Narrow-circumscribed interests are often part of the autism profile and it can be difficult to know when to intervene. Participants will learn the reasons behind the special interests of autism, why these develop, the functions they serve, and when to act to modify the interest or decrease the time spent on the interest.
Social communication issues are one of the defining features of autism, and the source of marked distress and confusion, leading to challenging behaviour. Participants will leave the course with an understanding of the key issues underlying social communication problems in autism, how to encourage social skills in autism, and how to make interactions with people on the autism spectrum successful.
Sensory overwhelm can be a key factor behind challenging behaviour. Participants will learn how to recognise and assess sensory processing differences, and how to intervene to manage a broad variety of sensory issues, including visual, auditory, taste, smell, touch, vestibular, interoceptive, proprioceptive and vestibular sensory issues.

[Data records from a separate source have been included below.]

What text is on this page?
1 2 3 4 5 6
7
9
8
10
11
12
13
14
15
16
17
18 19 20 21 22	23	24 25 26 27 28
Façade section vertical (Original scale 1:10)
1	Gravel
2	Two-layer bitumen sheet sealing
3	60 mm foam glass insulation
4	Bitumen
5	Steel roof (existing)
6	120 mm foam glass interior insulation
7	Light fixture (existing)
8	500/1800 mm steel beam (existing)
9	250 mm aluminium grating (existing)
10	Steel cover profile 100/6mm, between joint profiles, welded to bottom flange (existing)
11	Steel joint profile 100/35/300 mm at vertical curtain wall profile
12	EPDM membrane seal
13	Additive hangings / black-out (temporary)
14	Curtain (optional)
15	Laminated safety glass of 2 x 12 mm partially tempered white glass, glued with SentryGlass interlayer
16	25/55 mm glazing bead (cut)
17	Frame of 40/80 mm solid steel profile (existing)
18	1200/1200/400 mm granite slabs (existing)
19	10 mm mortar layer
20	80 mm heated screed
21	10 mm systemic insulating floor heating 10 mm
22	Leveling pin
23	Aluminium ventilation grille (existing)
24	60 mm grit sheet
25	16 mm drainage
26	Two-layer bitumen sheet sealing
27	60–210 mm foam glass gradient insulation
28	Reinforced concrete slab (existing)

Participants will learn why people with autism tend to experience very strong emotions that can underpin challenging behaviour. They will leave the course understanding the neurology behind difficulties expressing emotion in autism and will learn practical strategies to assist a person on the autism spectrum to manage anger, anxiety and stress without challenging behaviour.
Some of the issues people with autism face that can lead to challenging behaviour are movement disorders and underlying medical issues. The course covers various movement disorders and medical conditions that commonly occur in autism. Participants will learn how these can be masked and the importance of recognising these when faced with challenging behaviour.